Founded in February 2018, Fobi AI (TSXV:FOBI) is a $400 million tech company. Its stock has risen by 100% this year and more than 800% in the last 12 months. It is an IoT (Internet of Things) company that provides brick-and-mortar stores with real-time data connectivity and insights. Its AI-powered platform helps retailers with consumer buying behaviour that increases their return on investment.
The company caters to customers from a variety of verticals from offline retailers, casinos, to sporting events and entertainment venues. Fobi generates revenue from charging upfront onboarding fees as well as monthly subscription fees. It has been quite busy lately with strategic acquisitions and partnerships.
Though the stock has been a multi-bagger since last year and its business model looks swanky, it could be a risky bet for conservative investors. Fobi is a relatively new company, and its volatility could keep investors at bay. It would be prudent to watch how it converts its operational growth into financial growth in the short to medium term.
Canadian fintech stock Nuvei (TSX:NVEI) has once again started to climb up after a brief weakness in September. The stock has been up a handsome 215% in the last 12 months, remarkably beating peer tech stocks.
Nuvei provides an integrated payment platform to its merchants that operates in more than 200 markets, 480 payment methods, and 150 currencies.

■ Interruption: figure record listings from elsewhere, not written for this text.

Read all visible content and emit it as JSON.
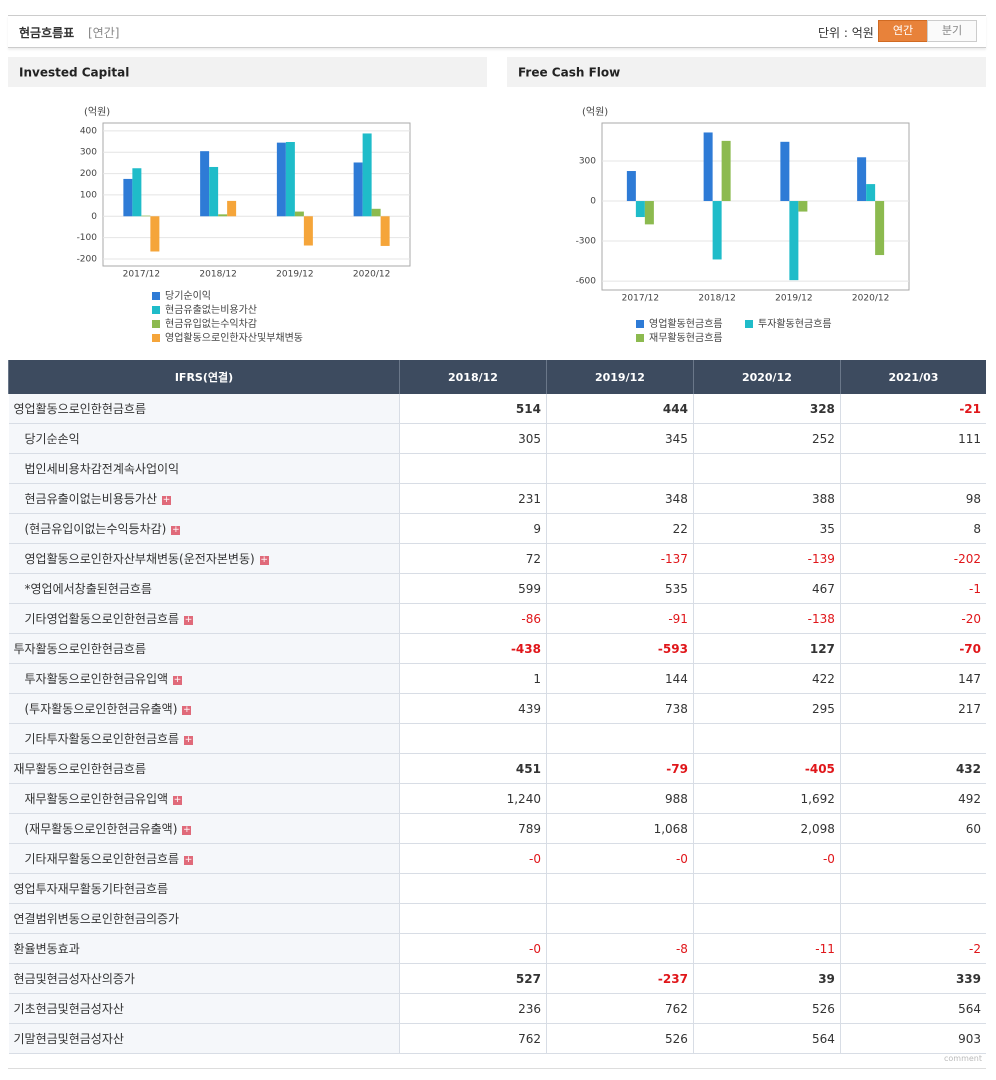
{
  "header": {
    "title": "현금흐름표",
    "period": "[연간]",
    "unit": "단위 : 억원",
    "buttons": [
      "연간",
      "분기"
    ]
  },
  "chart_data": [
    {
      "type": "bar",
      "title": "Invested Capital",
      "unit": "(억원)",
      "categories": [
        "2017/12",
        "2018/12",
        "2019/12",
        "2020/12"
      ],
      "series": [
        {
          "name": "당기순이익",
          "color": "#2e7bd6",
          "values": [
            175,
            305,
            345,
            252
          ]
        },
        {
          "name": "현금유출없는비용가산",
          "color": "#1fbcc9",
          "values": [
            225,
            231,
            348,
            388
          ]
        },
        {
          "name": "현금유입없는수익차감",
          "color": "#8cba4f",
          "values": [
            3,
            9,
            22,
            35
          ]
        },
        {
          "name": "영업활동으로인한자산및부채변동",
          "color": "#f5a53a",
          "values": [
            -165,
            72,
            -137,
            -139
          ]
        }
      ],
      "ylim": [
        -233,
        437
      ],
      "yticks": [
        -200,
        -100,
        0,
        100,
        200,
        300,
        400
      ],
      "grid": true
    },
    {
      "type": "bar",
      "title": "Free Cash Flow",
      "unit": "(억원)",
      "categories": [
        "2017/12",
        "2018/12",
        "2019/12",
        "2020/12"
      ],
      "series": [
        {
          "name": "영업활동현금흐름",
          "color": "#2e7bd6",
          "values": [
            225,
            514,
            444,
            328
          ]
        },
        {
          "name": "투자활동현금흐름",
          "color": "#1fbcc9",
          "values": [
            -120,
            -438,
            -593,
            127
          ]
        },
        {
          "name": "재무활동현금흐름",
          "color": "#8cba4f",
          "values": [
            -175,
            451,
            -79,
            -405
          ]
        }
      ],
      "ylim": [
        -667,
        585
      ],
      "yticks": [
        -600,
        -300,
        0,
        300
      ],
      "grid": true
    }
  ],
  "table": {
    "columns": [
      "IFRS(연결)",
      "2018/12",
      "2019/12",
      "2020/12",
      "2021/03"
    ],
    "rows": [
      {
        "label": "영업활동으로인한현금흐름",
        "values": [
          "514",
          "444",
          "328",
          "-21"
        ]
      },
      {
        "label": "당기순손익",
        "values": [
          "305",
          "345",
          "252",
          "111"
        ]
      },
      {
        "label": "법인세비용차감전계속사업이익",
        "values": [
          null,
          null,
          null,
          null
        ]
      },
      {
        "label": "현금유출이없는비용등가산",
        "values": [
          "231",
          "348",
          "388",
          "98"
        ]
      },
      {
        "label": "(현금유입이없는수익등차감)",
        "values": [
          "9",
          "22",
          "35",
          "8"
        ]
      },
      {
        "label": "영업활동으로인한자산부채변동(운전자본변동)",
        "values": [
          "72",
          "-137",
          "-139",
          "-202"
        ]
      },
      {
        "label": "*영업에서창출된현금흐름",
        "values": [
          "599",
          "535",
          "467",
          "-1"
        ]
      },
      {
        "label": "기타영업활동으로인한현금흐름",
        "values": [
          "-86",
          "-91",
          "-138",
          "-20"
        ]
      },
      {
        "label": "투자활동으로인한현금흐름",
        "values": [
          "-438",
          "-593",
          "127",
          "-70"
        ]
      },
      {
        "label": "투자활동으로인한현금유입액",
        "values": [
          "1",
          "144",
          "422",
          "147"
        ]
      },
      {
        "label": "(투자활동으로인한현금유출액)",
        "values": [
          "439",
          "738",
          "295",
          "217"
        ]
      },
      {
        "label": "기타투자활동으로인한현금흐름",
        "values": [
          null,
          null,
          null,
          null
        ]
      },
      {
        "label": "재무활동으로인한현금흐름",
        "values": [
          "451",
          "-79",
          "-405",
          "432"
        ]
      },
      {
        "label": "재무활동으로인한현금유입액",
        "values": [
          "1,240",
          "988",
          "1,692",
          "492"
        ]
      },
      {
        "label": "(재무활동으로인한현금유출액)",
        "values": [
          "789",
          "1,068",
          "2,098",
          "60"
        ]
      },
      {
        "label": "기타재무활동으로인한현금흐름",
        "values": [
          "-0",
          "-0",
          "-0",
          null
        ]
      },
      {
        "label": "영업투자재무활동기타현금흐름",
        "values": [
          null,
          null,
          null,
          null
        ]
      },
      {
        "label": "연결범위변동으로인한현금의증가",
        "values": [
          null,
          null,
          null,
          null
        ]
      },
      {
        "label": "환율변동효과",
        "values": [
          "-0",
          "-8",
          "-11",
          "-2"
        ]
      },
      {
        "label": "현금및현금성자산의증가",
        "values": [
          "527",
          "-237",
          "39",
          "339"
        ]
      },
      {
        "label": "기초현금및현금성자산",
        "values": [
          "236",
          "762",
          "526",
          "564"
        ]
      },
      {
        "label": "기말현금및현금성자산",
        "values": [
          "762",
          "526",
          "564",
          "903"
        ]
      }
    ]
  },
  "footer": {
    "text": "comment"
  }
}
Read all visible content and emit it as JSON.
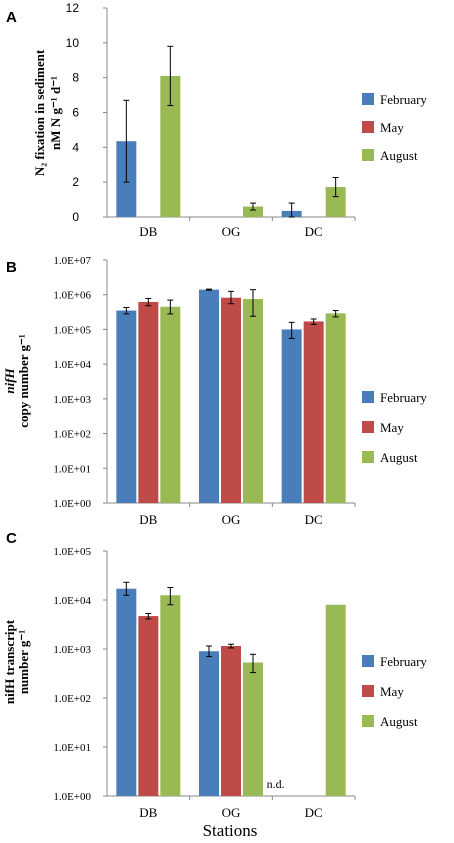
{
  "colors": {
    "February": "#4a7ebb",
    "May": "#be4b48",
    "August": "#98b954"
  },
  "legend": {
    "items": [
      "February",
      "May",
      "August"
    ],
    "position": "right"
  },
  "xlabel": "Stations",
  "chart_data": [
    {
      "panel": "A",
      "type": "bar",
      "ylabel_line1": "N₂ fixation in sediment",
      "ylabel_line2": "nM N g⁻¹ d⁻¹",
      "categories": [
        "DB",
        "OG",
        "DC"
      ],
      "ylim": [
        0,
        12
      ],
      "yticks": [
        0,
        2,
        4,
        6,
        8,
        10,
        12
      ],
      "ytick_labels": [
        "0",
        "2",
        "4",
        "6",
        "8",
        "10",
        "12"
      ],
      "scale": "linear",
      "series": [
        {
          "name": "February",
          "values": [
            4.35,
            null,
            0.35
          ],
          "errors": [
            2.35,
            null,
            0.45
          ]
        },
        {
          "name": "May",
          "values": [
            null,
            null,
            null
          ],
          "errors": [
            null,
            null,
            null
          ]
        },
        {
          "name": "August",
          "values": [
            8.1,
            0.6,
            1.72
          ],
          "errors": [
            1.7,
            0.2,
            0.55
          ]
        }
      ]
    },
    {
      "panel": "B",
      "type": "bar",
      "ylabel_line1": "nifH",
      "ylabel_line2": "copy number g⁻¹",
      "categories": [
        "DB",
        "OG",
        "DC"
      ],
      "scale": "log",
      "ylim": [
        1,
        10000000
      ],
      "yticks": [
        1,
        10,
        100,
        1000,
        10000,
        100000,
        1000000,
        10000000
      ],
      "ytick_labels": [
        "1.0E+00",
        "1.0E+01",
        "1.0E+02",
        "1.0E+03",
        "1.0E+04",
        "1.0E+05",
        "1.0E+06",
        "1.0E+07"
      ],
      "series": [
        {
          "name": "February",
          "values": [
            350000,
            1400000,
            100000
          ],
          "errors": [
            [
              280000,
              430000
            ],
            [
              1350000,
              1450000
            ],
            [
              55000,
              160000
            ]
          ]
        },
        {
          "name": "May",
          "values": [
            620000,
            820000,
            170000
          ],
          "errors": [
            [
              480000,
              780000
            ],
            [
              550000,
              1250000
            ],
            [
              140000,
              200000
            ]
          ]
        },
        {
          "name": "August",
          "values": [
            450000,
            750000,
            290000
          ],
          "errors": [
            [
              280000,
              700000
            ],
            [
              240000,
              1400000
            ],
            [
              230000,
              350000
            ]
          ]
        }
      ]
    },
    {
      "panel": "C",
      "type": "bar",
      "ylabel_line1": "nifH transcript",
      "ylabel_line2": "number g⁻¹",
      "categories": [
        "DB",
        "OG",
        "DC"
      ],
      "scale": "log",
      "ylim": [
        1,
        100000
      ],
      "yticks": [
        1,
        10,
        100,
        1000,
        10000,
        100000
      ],
      "ytick_labels": [
        "1.0E+00",
        "1.0E+01",
        "1.0E+02",
        "1.0E+03",
        "1.0E+04",
        "1.0E+05"
      ],
      "annotation": "n.d.",
      "series": [
        {
          "name": "February",
          "values": [
            17000,
            900,
            null
          ],
          "errors": [
            [
              12500,
              23000
            ],
            [
              700,
              1150
            ],
            null
          ]
        },
        {
          "name": "May",
          "values": [
            4700,
            1150,
            null
          ],
          "errors": [
            [
              4100,
              5300
            ],
            [
              1050,
              1250
            ],
            null
          ]
        },
        {
          "name": "August",
          "values": [
            12500,
            530,
            8000
          ],
          "errors": [
            [
              8000,
              18000
            ],
            [
              330,
              780
            ],
            null
          ]
        }
      ]
    }
  ]
}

After debuting in September last year on the TSX, Nuvei now plans to list on the U.S. exchange as well. Its U.S. Initial Public Offering (IPO) will fund the company’s growth strategies and will improve its financial position.
Driven by strong e-commerce sales, Nuvei has seen tremendous revenue growth so far this year. Its strategic acquisitions indicate an aggressive approach to scale up its operations.
The global payments technology company will report its Q3 2021 earnings next month. Investors can expect another superior quarter by revenues driven by its inorganic growth and solid e-commerce contribution. So, the stock will likely continue to trade strong, notably rewarding long-term investors.
A small-cap TSX stock Magnet Forensics (TSX:MAGT) seems in great shape even after its recent correction. It is sitting on massive gains of more than 90% since debuting in April this year.
Magnet Forensics is a $1.7 billion software company that provides tools for its public and private customers to probe cyberattacks. As the world becomes more and more digital, there will be a greater need for cybersecurity and allied services. Magnet’s revenue growth will likely see stable growth, driven by its large portion of public sector customer base.
Magnet Forensics’ expanding position in the niche market, healthy profit margins, and product base could drive strong growth in the long term. Its recent correction could be a decent opportunity for discerned investors.